The issue of our best Canadian players not willing to play for their national team is fascinating and sad stuff.
Players like Owen Hargreaves, Jonathan de Guzman and most recently Asmir Begovic, are pursuing their dreams (which I am a big proponent of) while the Canadian soccer establishment hasn't been able to crack the nut.
Given what I have said about how big the problem is, I suspect that the breakthrough - when it comes - will be a kind of evolution: maybe a concentration of more skilled players, more top-level coaches and more pro teams here will simply generate a new species - the Canadian who gets to play with the best possible club in the world but who doesn't even think about playing for a national team other than his own. This evolutionary theory - instead of hoping for a more powerful, better funded Canadian soccer bureaucracy - would also better address the whole issue of an absence of a soccer culture here.

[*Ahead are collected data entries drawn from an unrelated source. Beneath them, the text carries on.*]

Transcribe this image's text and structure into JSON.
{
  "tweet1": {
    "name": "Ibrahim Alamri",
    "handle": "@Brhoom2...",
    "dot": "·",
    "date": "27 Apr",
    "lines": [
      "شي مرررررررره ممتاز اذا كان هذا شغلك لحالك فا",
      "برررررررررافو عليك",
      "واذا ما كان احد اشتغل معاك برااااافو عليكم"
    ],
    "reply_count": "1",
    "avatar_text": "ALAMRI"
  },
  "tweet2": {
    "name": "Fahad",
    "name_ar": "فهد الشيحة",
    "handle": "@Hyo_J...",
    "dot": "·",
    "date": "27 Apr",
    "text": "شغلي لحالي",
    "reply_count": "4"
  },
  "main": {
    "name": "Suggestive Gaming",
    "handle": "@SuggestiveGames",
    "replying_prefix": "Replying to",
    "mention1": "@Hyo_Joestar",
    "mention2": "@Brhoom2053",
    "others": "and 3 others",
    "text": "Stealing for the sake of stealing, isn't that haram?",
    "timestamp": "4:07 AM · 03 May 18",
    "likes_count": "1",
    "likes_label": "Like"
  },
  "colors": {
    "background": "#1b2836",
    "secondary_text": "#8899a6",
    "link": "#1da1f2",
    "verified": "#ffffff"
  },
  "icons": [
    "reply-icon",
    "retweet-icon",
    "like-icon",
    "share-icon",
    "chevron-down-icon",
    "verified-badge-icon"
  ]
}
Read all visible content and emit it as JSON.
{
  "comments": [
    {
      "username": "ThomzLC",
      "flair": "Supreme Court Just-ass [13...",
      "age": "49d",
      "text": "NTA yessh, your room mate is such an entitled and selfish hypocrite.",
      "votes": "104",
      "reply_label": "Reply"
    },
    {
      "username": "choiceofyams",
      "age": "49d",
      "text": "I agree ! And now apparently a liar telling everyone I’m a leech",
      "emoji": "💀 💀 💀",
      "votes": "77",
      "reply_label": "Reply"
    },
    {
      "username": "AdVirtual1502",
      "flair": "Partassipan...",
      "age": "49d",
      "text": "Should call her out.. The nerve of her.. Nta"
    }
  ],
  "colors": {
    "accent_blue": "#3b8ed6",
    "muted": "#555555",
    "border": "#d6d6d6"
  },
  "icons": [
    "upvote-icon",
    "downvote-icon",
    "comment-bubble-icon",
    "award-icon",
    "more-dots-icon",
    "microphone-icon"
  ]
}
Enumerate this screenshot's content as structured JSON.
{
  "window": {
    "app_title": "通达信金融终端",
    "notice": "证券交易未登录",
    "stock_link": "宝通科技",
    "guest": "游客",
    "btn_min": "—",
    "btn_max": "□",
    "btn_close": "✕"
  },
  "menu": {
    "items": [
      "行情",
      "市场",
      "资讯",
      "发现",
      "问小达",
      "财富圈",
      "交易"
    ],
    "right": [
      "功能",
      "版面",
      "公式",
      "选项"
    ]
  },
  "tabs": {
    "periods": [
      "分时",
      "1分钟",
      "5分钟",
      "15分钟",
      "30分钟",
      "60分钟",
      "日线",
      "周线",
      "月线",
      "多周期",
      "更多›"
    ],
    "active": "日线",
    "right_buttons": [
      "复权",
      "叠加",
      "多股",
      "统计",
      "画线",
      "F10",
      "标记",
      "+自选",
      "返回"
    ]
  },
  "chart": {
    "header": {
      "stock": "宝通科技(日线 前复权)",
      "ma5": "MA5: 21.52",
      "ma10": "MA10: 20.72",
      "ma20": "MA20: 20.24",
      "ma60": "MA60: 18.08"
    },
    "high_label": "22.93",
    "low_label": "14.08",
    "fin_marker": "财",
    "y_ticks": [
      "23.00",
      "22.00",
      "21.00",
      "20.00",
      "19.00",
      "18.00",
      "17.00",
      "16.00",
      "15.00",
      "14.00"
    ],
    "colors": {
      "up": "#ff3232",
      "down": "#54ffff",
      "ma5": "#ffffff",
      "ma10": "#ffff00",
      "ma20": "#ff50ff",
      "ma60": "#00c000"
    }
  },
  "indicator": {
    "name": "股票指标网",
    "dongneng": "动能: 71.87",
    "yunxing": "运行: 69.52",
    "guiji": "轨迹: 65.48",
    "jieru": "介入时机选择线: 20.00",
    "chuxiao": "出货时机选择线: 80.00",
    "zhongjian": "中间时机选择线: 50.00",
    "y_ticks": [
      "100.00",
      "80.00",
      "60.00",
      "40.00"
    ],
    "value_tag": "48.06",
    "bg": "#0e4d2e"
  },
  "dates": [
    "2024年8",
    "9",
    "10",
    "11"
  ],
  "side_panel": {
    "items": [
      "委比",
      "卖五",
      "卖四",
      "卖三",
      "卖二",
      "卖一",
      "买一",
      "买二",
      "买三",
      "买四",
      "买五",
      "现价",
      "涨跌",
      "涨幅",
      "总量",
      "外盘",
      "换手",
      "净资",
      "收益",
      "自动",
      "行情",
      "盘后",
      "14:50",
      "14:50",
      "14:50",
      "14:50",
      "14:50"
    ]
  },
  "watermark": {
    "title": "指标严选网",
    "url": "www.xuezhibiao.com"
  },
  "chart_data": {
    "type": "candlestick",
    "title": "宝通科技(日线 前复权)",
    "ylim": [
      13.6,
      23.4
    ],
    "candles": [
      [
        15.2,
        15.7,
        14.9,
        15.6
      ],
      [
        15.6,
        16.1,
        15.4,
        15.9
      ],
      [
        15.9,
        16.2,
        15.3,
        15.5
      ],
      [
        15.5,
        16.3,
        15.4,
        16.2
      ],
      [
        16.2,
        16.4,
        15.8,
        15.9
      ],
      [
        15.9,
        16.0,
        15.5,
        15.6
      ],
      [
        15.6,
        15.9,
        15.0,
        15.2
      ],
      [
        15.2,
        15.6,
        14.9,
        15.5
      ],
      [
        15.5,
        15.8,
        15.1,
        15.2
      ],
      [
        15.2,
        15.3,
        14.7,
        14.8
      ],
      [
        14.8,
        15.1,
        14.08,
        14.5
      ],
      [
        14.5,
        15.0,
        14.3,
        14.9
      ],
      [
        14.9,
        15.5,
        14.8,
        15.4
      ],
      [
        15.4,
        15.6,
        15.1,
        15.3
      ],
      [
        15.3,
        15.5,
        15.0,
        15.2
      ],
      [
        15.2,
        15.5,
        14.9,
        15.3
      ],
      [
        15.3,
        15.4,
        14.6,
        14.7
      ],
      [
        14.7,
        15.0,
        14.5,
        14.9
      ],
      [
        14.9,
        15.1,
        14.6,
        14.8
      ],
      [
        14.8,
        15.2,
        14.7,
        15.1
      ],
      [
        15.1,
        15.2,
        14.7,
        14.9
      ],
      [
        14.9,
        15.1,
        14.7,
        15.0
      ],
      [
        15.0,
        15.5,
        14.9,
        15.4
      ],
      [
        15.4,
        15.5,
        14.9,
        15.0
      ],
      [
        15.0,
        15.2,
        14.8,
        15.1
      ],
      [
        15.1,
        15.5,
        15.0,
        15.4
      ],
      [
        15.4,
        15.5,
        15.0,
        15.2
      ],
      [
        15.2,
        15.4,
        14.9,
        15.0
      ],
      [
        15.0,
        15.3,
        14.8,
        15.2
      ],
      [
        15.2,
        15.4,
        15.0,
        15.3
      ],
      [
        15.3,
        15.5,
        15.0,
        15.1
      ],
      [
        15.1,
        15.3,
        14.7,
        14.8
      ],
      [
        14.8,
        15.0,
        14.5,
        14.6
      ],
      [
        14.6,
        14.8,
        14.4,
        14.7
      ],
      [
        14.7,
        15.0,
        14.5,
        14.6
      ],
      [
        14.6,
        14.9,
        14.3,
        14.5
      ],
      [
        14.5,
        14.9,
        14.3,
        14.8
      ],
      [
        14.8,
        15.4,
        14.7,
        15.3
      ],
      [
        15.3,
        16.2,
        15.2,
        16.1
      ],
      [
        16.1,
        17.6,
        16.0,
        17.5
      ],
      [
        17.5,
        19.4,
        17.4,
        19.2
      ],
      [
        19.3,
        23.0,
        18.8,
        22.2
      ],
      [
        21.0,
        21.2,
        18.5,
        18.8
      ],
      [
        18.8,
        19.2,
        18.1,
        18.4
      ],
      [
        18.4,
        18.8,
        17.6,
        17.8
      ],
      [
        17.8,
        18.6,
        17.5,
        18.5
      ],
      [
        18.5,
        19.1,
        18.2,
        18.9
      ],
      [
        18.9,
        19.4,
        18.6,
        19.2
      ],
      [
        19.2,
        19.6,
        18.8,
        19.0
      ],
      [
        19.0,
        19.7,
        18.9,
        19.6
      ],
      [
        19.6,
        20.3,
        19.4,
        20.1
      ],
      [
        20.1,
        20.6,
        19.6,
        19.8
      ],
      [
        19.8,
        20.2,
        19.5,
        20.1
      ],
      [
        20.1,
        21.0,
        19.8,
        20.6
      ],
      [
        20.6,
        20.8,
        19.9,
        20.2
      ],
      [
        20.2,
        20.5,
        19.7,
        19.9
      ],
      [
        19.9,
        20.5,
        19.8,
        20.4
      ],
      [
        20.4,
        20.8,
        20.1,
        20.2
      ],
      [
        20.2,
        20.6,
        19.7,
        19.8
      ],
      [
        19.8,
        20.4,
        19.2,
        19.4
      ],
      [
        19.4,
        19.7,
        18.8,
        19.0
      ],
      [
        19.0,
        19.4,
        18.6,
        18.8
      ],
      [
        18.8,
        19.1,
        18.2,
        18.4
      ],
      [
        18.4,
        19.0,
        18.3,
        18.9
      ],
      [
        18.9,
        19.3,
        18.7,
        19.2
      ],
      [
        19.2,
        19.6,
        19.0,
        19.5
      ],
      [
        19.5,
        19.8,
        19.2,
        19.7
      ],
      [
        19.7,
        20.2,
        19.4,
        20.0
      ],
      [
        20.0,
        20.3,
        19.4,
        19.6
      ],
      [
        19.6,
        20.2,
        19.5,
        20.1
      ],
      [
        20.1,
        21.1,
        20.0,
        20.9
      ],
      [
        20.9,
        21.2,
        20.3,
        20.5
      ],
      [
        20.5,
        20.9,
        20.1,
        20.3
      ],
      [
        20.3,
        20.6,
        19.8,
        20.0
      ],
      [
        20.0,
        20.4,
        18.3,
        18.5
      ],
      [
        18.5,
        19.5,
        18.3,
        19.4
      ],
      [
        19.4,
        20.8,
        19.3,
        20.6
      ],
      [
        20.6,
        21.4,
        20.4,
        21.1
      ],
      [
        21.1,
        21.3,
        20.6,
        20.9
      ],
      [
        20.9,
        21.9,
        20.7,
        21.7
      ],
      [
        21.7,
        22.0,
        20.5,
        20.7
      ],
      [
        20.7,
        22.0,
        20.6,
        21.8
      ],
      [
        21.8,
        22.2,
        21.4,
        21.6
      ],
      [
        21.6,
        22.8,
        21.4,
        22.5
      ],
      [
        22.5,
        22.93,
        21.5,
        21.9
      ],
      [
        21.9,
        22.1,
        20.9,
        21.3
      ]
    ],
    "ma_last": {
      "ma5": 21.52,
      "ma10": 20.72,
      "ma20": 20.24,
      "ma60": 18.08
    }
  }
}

I am kind of re-working my position on this issue. You see last night I had this realization that African players - many of them from impoverished countries and equally impoverished soccer federations - are deeply loyal to their national teams. In fact Africans are starting to get into the news because their big clubs are these days bemoaning the fact that they will be leaving mid-season for the Cup of Nations (Drogba of Chelsea is but one high-profile example). Most of these players don't even think twice about not representing their countries. In fact, in some cases I can recall players admitting that if they didn't play for their country their lives would be at stake!
And maybe that is to the point. As I thought through this African example I started by saying - "Wow, if an impoverished African federation can get players to come back from a club like Chelsea in the middle of the Premier League season, then the comparably affluent Canadian soccer federation should be able to do the same."
But then I realized that unbelievably we in Canada are the impoverished ones - because we are bereft of a soccer culture. We may have the price of a plane ticket for a player but we lack most of the intangibles that could entice a player back to his soccer home - including I suppose death threats! You know the more I think about the soccer culture void here, the less I am willing to blame people, even CSA people, even easy targets like former CSA head Kevin Pipe who was despised by Canadian players for years.
The anger is still there but having thought this through a bit more - the edge is off the anger. If there is no one person to blame, then there really can be no anger - just a problem to solve. A big problem mind you. But still just a problem.
Maybe it's a problem we need to forget about for a while and simply get on with becoming better players, coaches and teams and someday the nut will get cracked all by itself.